Хе, к чему оно меня влечет??! Судьба моя будет такая же, как и всех наших ученых. У нас во всяком случае таланты и стремление к изучению отдельных отраслей науки появляются, слава богу, всегда своевременно и кстати. Не успеет освободиться место на какой-нибудь кафедре, сейчас же, будто по мановению волшебной палочки, возникает, как из-под земли, тьма-тьмущая даровитых людей, горячо любящих именно ту отрасль науки, кафедра которой освободилась; и как только это место окажется занятым, таланты именно в этой области опять иссякают. Вот видите, в чем счастье для нашей науки! Судьба, счастливая звезда наша и ничего больше. Если, скажем, освобождается место на кафедре археологии, у нас сейчас же находятся сотни молодых гениальных археологов, страшно преданных этой науке. Право же, не знаешь, кто из них более предан делу: куда бы их ни направили, все они будут копаться в земле да искать древностей. Найдут самый обыкновенный римский кирпич и радуются, будто отца родного увидели. Но когда место на кафедре оказывается занятым, тотчас же, по странному капризу судьбы, археология становится всем противной, а сильная любовь и таланты обращаются на другую науку, на кафедре которой оказываются свободные места, будь это хоть космография.
И вот, благодаря столь счастливой судьбе сербской науки, меня не влечет стать энциклопедистом. Правда, почти все места заняты, а потому небесная благодать не снисходит на меня. Приходится выбирать.
Педагогика — прекрасная вещь, но наши учителя даже носа сунуть туда не дадут. К Вундту и Песталоцци[1] и подступиться не позволят, хотя сами безжалостно оседлали их, и мне кажется, прости меня господи, что они купили обоих на ярмарке в нашей Баточине.
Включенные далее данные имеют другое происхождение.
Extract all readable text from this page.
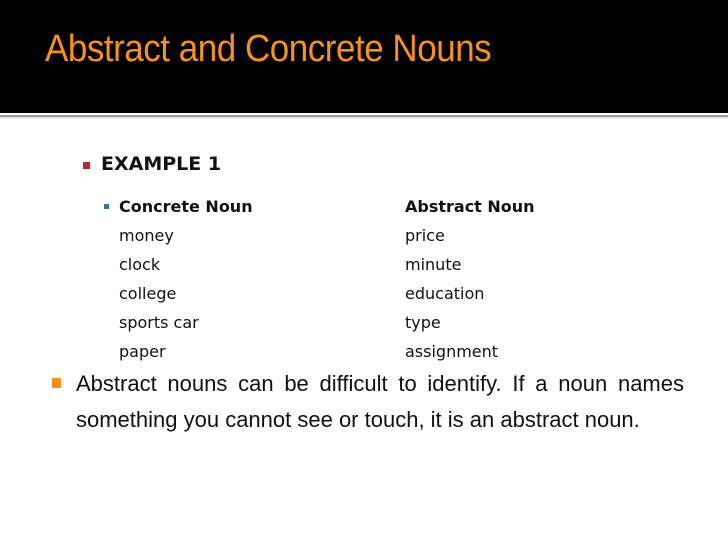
Abstract and Concrete Nouns
EXAMPLE 1
Concrete Noun
money
clock
college
sports car
paper
Abstract Noun
price
minute
education
type
assignment
Abstract nouns can be difficult to identify. If a noun names something you cannot see or touch, it is an abstract noun.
В историю сербов я и заглянуть не смею, ибо патент на нее взял господин И. Руварац[2]. Этому человеку удалось с помощью науки доказать нам, что все прекрасное в нашем прошлом — неправда. Многие рассказывают даже, что Руварац выдумал сербский народ, как некто выдумал, по слухам, рыбу (но тому так только показалось). Точно так же несколько наших филологов в результате длительных научных исследований сумели выдумать сербский язык, причем название «сербский» они дали ему лишь из патриотизма. Я не собираюсь совершать подобных научных открытий; это ведь случается не так часто и не зависит от нашего желания. Жил же сербский народ (если мы осмелимся предположить, что его не выдумал господин Руварац) столько веков безо всякого языка, пока не появились новейшие филологи и не придумали, как благодарные сыновья, язык для своего народа. Злоязычные люди, между нами будь сказано, уверяют, что, к стыду нашему, сербский язык выдумал один шваб из сострадания к нам или, что гораздо правдоподобнее, от нечего делать. Он, говорят, изучил все известные языки и не знал, как убить время. Другие считают, что сербский язык совершенно случайно (ведь многие великие открытия сделаны случайно) нашел господин С. Калик в какой-то итальянской грамматике, на которую он случайно наткнулся во время путешествия. Впрочем, кто бы ни был открывателем, благодарю его от своего имени и от имени всего нашего народа; я, со своей стороны, более всего склонен приписать столь славное открытие господину Миленовичу. Я не смею вмешиваться в подобные важные дела, ибо это значило бы претендовать на чужую собственность, и только молю бога, чтобы народ не испортил дивное достижение наших филологов. Но толпа есть толпа, ибо уже (пусть этот грех ляжет на ее душу) из «гнэв» сделала «гнев». Но грядущее, надо полагать, более разумное поколение проклянет неразумный нынешний народ за такие варварские поступки.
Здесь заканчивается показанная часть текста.